People who are homeless are at an increased risk of premature death. With no regular access to healthy food, warm clothing, safe shelter, and reliable healthcare, people who live on the streets are in jeopardy of dying from both violent and natural causes. With the homelessness rate in the U.S. on the rise, it can be difficult for the public to keep track of the homeless individuals who die with no one left to bury or remember them. Many cities are honoring those individuals by holding an annual Homeless Memorial Day.
What is Homeless Memorial Day?
Unlike Memorial Day that is held in May, Homeless Memorial Day is held in December on the night of the Winter Solstice, also the longest night of the year. As the sun sets early on the evening of December 21, cities that mark this somber occasion host marches across their neighborhoods and invite people to walk while holding signs of the homeless people who died that year.
This march hits many of the marchers hard as a large number of them are formerly homeless themselves. Some of the marchers experienced homelessness firsthand and were saved by the mercy of their communities and advocates who helped them secure housing and jobs.
While they are the fortunate few who were able to raise themselves out of homelessness, many others cannot for one reason or another follow in their footsteps to security. Instead, they are relegated to living on the fringes of society and on the very streets themselves, sometimes dying without anyone to care about or remember their names. They are remembered increasingly through events like the Homeless Memorial Day held on December 21 each year.
While the march and memorial are held yearly, organizers and marchers hope that it will increase people’s resolve to end homelessness around the country. The march serves to inspire community leaders to raise funds and resources to help house the homeless in their own cities.

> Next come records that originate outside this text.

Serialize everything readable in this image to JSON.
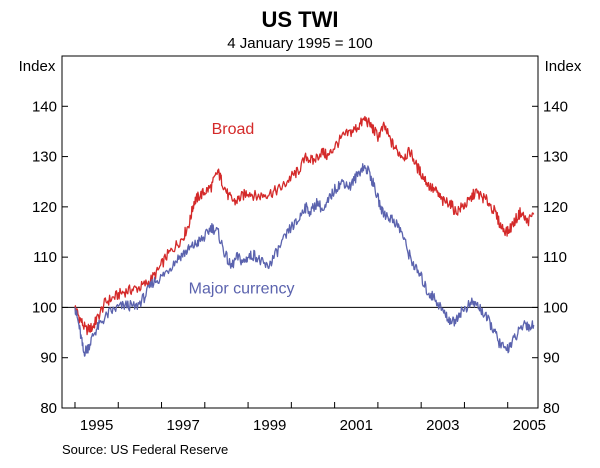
{
  "chart_data": {
    "type": "line",
    "title": "US TWI",
    "subtitle": "4 January 1995 = 100",
    "y_unit_left": "Index",
    "y_unit_right": "Index",
    "ylim": [
      80,
      150
    ],
    "y_ticks": [
      80,
      90,
      100,
      110,
      120,
      130,
      140
    ],
    "x_range": [
      1994.7,
      2005.7
    ],
    "x_ticks": [
      "1995",
      "1997",
      "1999",
      "2001",
      "2003",
      "2005"
    ],
    "baseline": 100,
    "grid": false,
    "series": [
      {
        "name": "Broad",
        "color": "#d42a2a",
        "points": [
          [
            1995.0,
            100
          ],
          [
            1995.1,
            98
          ],
          [
            1995.25,
            95.5
          ],
          [
            1995.4,
            96
          ],
          [
            1995.5,
            97.5
          ],
          [
            1995.7,
            101
          ],
          [
            1995.9,
            102
          ],
          [
            1996.1,
            103
          ],
          [
            1996.3,
            103.5
          ],
          [
            1996.5,
            104
          ],
          [
            1996.7,
            105
          ],
          [
            1996.9,
            107
          ],
          [
            1997.1,
            110
          ],
          [
            1997.3,
            112
          ],
          [
            1997.5,
            114
          ],
          [
            1997.65,
            117
          ],
          [
            1997.75,
            121
          ],
          [
            1997.85,
            122
          ],
          [
            1998.0,
            123
          ],
          [
            1998.15,
            124
          ],
          [
            1998.3,
            127
          ],
          [
            1998.4,
            125
          ],
          [
            1998.55,
            122
          ],
          [
            1998.7,
            121
          ],
          [
            1998.85,
            122
          ],
          [
            1999.0,
            123
          ],
          [
            1999.2,
            122
          ],
          [
            1999.4,
            122.5
          ],
          [
            1999.6,
            123
          ],
          [
            1999.8,
            124
          ],
          [
            2000.0,
            126
          ],
          [
            2000.15,
            127
          ],
          [
            2000.35,
            130
          ],
          [
            2000.5,
            129
          ],
          [
            2000.7,
            131
          ],
          [
            2000.85,
            130
          ],
          [
            2001.0,
            132
          ],
          [
            2001.2,
            134
          ],
          [
            2001.4,
            135
          ],
          [
            2001.55,
            136
          ],
          [
            2001.7,
            137.5
          ],
          [
            2001.85,
            136
          ],
          [
            2002.0,
            134
          ],
          [
            2002.15,
            136
          ],
          [
            2002.3,
            133
          ],
          [
            2002.45,
            131
          ],
          [
            2002.6,
            130
          ],
          [
            2002.75,
            131
          ],
          [
            2002.9,
            128
          ],
          [
            2003.05,
            126
          ],
          [
            2003.2,
            124
          ],
          [
            2003.35,
            123
          ],
          [
            2003.5,
            121
          ],
          [
            2003.65,
            121
          ],
          [
            2003.8,
            119
          ],
          [
            2003.95,
            120
          ],
          [
            2004.1,
            121
          ],
          [
            2004.25,
            123
          ],
          [
            2004.4,
            122
          ],
          [
            2004.55,
            121
          ],
          [
            2004.7,
            119
          ],
          [
            2004.85,
            116
          ],
          [
            2005.0,
            115
          ],
          [
            2005.15,
            117
          ],
          [
            2005.3,
            119
          ],
          [
            2005.45,
            117
          ],
          [
            2005.6,
            118.5
          ]
        ]
      },
      {
        "name": "Major currency",
        "color": "#5b63ae",
        "points": [
          [
            1995.0,
            100
          ],
          [
            1995.1,
            96
          ],
          [
            1995.2,
            91
          ],
          [
            1995.3,
            92
          ],
          [
            1995.45,
            95
          ],
          [
            1995.6,
            97
          ],
          [
            1995.8,
            99
          ],
          [
            1996.0,
            100
          ],
          [
            1996.2,
            100.5
          ],
          [
            1996.4,
            100
          ],
          [
            1996.6,
            102
          ],
          [
            1996.8,
            105
          ],
          [
            1997.0,
            106
          ],
          [
            1997.2,
            108
          ],
          [
            1997.4,
            110
          ],
          [
            1997.55,
            111
          ],
          [
            1997.7,
            112
          ],
          [
            1997.85,
            113
          ],
          [
            1998.0,
            114
          ],
          [
            1998.15,
            116
          ],
          [
            1998.3,
            115
          ],
          [
            1998.45,
            111
          ],
          [
            1998.6,
            108
          ],
          [
            1998.75,
            110
          ],
          [
            1998.9,
            109
          ],
          [
            1999.0,
            110
          ],
          [
            1999.15,
            110.5
          ],
          [
            1999.3,
            109
          ],
          [
            1999.45,
            108
          ],
          [
            1999.6,
            110
          ],
          [
            1999.8,
            113
          ],
          [
            2000.0,
            116
          ],
          [
            2000.15,
            117
          ],
          [
            2000.3,
            120
          ],
          [
            2000.45,
            119
          ],
          [
            2000.6,
            121
          ],
          [
            2000.75,
            119
          ],
          [
            2000.9,
            122
          ],
          [
            2001.05,
            124
          ],
          [
            2001.2,
            125
          ],
          [
            2001.35,
            124
          ],
          [
            2001.5,
            126
          ],
          [
            2001.65,
            128
          ],
          [
            2001.8,
            127
          ],
          [
            2001.95,
            123
          ],
          [
            2002.1,
            119
          ],
          [
            2002.25,
            118
          ],
          [
            2002.4,
            117
          ],
          [
            2002.55,
            115
          ],
          [
            2002.7,
            111
          ],
          [
            2002.85,
            108
          ],
          [
            2003.0,
            106
          ],
          [
            2003.15,
            103
          ],
          [
            2003.3,
            102
          ],
          [
            2003.45,
            100
          ],
          [
            2003.6,
            98
          ],
          [
            2003.75,
            97
          ],
          [
            2003.9,
            99
          ],
          [
            2004.05,
            100
          ],
          [
            2004.2,
            101
          ],
          [
            2004.35,
            100
          ],
          [
            2004.5,
            98
          ],
          [
            2004.65,
            96
          ],
          [
            2004.8,
            93
          ],
          [
            2004.95,
            91.5
          ],
          [
            2005.1,
            93
          ],
          [
            2005.25,
            95
          ],
          [
            2005.4,
            97
          ],
          [
            2005.5,
            96
          ],
          [
            2005.6,
            96.5
          ]
        ]
      }
    ]
  },
  "source": "Source: US Federal Reserve"
}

The Realities of U.S. Homelessness
While many people readily dismiss homelessness as a problem that could not impact their own lives, they fail to realize that the very people whom they are ready to ignore once enjoyed the presumed level of security and livelihood they have now. Statistics show that while homelessness is on the rise in the U.S., the fastest growing number of homeless people are single women and children. Factors like divorce, unemployment, and domestic violence force women and children out of their homes and onto the street.
Likewise, statistics also show that more than eight percent of the homelessness population in the U.S. today include military veterans. Factors like PTSD, divorce, drug use, and depression make it difficult for these veterans to hold jobs and maintain steady livelihoods. They have no other recourse than to live on the street, sometimes dying without the honors entitled to them as veterans.
The realities could be easily forgotten were it not for events like Homeless Memorial Day. The signs being hoisted in the air during the Homeless Memorial Day marches are emblazoned with the names of veterans, mothers, children, and others who died without the comfort or security that many people today take for granted.
Where Do We Go from Here?
It may be easy for people to think that they or anyone they love and know will be homeless. However, statistics show that homelessness is on the rise in the U.S. and now includes people who were once employed and relatively secure in life. Those who have no choice but to live on the streets are at an increased risk of dying from violence or health problems. Their names are remembered with the annual Homeless Memorial Day in December.